For low-temperature paintable carbon based perovskite solar cells (PSCs), the commercial carbon paste utilized to prepare carbon electrodes damages the well-fabricated perovskite films, resulting in bad photoelectric properties. Herein, we have successfully prepared a low temperature perovskite-friendly and environmentally benign carbon paste using propylene glycol monomethyl ether acetate as a solvent, which has shown a high electrical conductivity. More importantly, with the exclusive carbon paste, the perovskite film keeps a dense and uniform morphology. The as-developed PSCs do not involve the fabrication of organic hole transport materials (HTMs) which are generally expensive and air-sensitive, greatly limiting the long-term stability.
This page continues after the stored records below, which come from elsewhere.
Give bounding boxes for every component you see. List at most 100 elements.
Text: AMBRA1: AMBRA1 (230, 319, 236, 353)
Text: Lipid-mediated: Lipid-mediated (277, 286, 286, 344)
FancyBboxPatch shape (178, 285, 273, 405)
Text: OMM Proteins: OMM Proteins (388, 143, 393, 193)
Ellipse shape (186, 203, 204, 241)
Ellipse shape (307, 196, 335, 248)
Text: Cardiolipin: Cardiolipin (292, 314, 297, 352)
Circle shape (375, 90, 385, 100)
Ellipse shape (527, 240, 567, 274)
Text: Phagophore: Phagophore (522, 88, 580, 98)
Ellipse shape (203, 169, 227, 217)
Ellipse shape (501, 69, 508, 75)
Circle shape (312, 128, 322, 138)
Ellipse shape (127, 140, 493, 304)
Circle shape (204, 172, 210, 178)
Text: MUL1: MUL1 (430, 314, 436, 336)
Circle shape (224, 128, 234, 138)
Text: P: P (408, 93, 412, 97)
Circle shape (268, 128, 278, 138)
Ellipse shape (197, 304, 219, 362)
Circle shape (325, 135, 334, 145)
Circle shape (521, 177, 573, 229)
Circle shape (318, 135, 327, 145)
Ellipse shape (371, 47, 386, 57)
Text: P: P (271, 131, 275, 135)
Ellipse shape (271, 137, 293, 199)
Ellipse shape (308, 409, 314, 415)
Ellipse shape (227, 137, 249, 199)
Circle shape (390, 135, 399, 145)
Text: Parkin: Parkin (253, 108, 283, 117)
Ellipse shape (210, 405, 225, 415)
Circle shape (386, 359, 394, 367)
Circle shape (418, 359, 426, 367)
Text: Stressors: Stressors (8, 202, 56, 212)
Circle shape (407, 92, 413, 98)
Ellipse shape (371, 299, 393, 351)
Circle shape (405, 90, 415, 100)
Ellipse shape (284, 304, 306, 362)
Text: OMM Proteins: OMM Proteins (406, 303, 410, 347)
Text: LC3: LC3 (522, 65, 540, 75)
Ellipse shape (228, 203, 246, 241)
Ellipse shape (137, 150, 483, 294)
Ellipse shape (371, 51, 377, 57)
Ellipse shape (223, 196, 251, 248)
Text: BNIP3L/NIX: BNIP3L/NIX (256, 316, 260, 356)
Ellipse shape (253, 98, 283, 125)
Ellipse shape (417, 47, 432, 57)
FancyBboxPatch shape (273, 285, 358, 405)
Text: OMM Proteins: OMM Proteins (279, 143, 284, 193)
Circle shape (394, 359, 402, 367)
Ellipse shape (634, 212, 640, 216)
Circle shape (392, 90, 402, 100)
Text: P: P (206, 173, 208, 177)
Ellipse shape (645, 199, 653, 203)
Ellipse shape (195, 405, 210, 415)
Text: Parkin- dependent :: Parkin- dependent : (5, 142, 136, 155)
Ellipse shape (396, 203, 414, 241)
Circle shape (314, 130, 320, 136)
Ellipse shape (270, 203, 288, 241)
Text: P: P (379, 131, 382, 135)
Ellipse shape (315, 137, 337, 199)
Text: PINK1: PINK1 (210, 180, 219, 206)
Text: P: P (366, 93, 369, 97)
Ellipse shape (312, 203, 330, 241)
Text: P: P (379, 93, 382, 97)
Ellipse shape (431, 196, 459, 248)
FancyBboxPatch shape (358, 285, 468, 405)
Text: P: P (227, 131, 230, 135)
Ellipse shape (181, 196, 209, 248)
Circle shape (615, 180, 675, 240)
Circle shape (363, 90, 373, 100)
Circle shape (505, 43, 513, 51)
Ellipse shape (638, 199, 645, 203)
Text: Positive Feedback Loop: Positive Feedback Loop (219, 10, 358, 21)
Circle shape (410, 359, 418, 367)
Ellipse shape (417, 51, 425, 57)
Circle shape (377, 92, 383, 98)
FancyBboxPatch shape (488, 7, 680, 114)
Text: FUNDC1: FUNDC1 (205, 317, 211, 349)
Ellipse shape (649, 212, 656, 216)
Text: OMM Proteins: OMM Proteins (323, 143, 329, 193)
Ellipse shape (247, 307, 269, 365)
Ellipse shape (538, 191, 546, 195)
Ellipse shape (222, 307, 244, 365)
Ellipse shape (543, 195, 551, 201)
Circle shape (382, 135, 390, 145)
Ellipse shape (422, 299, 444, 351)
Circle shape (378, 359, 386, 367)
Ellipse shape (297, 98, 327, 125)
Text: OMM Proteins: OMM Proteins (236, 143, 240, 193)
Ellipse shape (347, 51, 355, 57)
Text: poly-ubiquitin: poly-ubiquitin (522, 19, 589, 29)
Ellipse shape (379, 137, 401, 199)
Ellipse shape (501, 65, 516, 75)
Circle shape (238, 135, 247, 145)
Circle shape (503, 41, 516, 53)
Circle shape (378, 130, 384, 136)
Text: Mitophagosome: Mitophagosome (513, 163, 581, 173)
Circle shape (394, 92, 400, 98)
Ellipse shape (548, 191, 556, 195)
The cost-effective HTM-free carbon-based PSCs demonstrate a champion power conversion efficiency of up to 13.5% and a champion open-circuit voltage of up to 1.07 V with an active area of 0.1 cm 2 , the highest value reported so far for carbon-based PSCs with MAPbI 3 as the light harvester. Furthermore, a long-time stability test shows that the solar cells with the as-prepared carbon electrode retain more than 90% of their initial power conversion efficiency after 960 h. The dissolution of perovskite films with perovskite-friendly carbon paste was avoided, resulting in high efficiency of perovskite solar cells.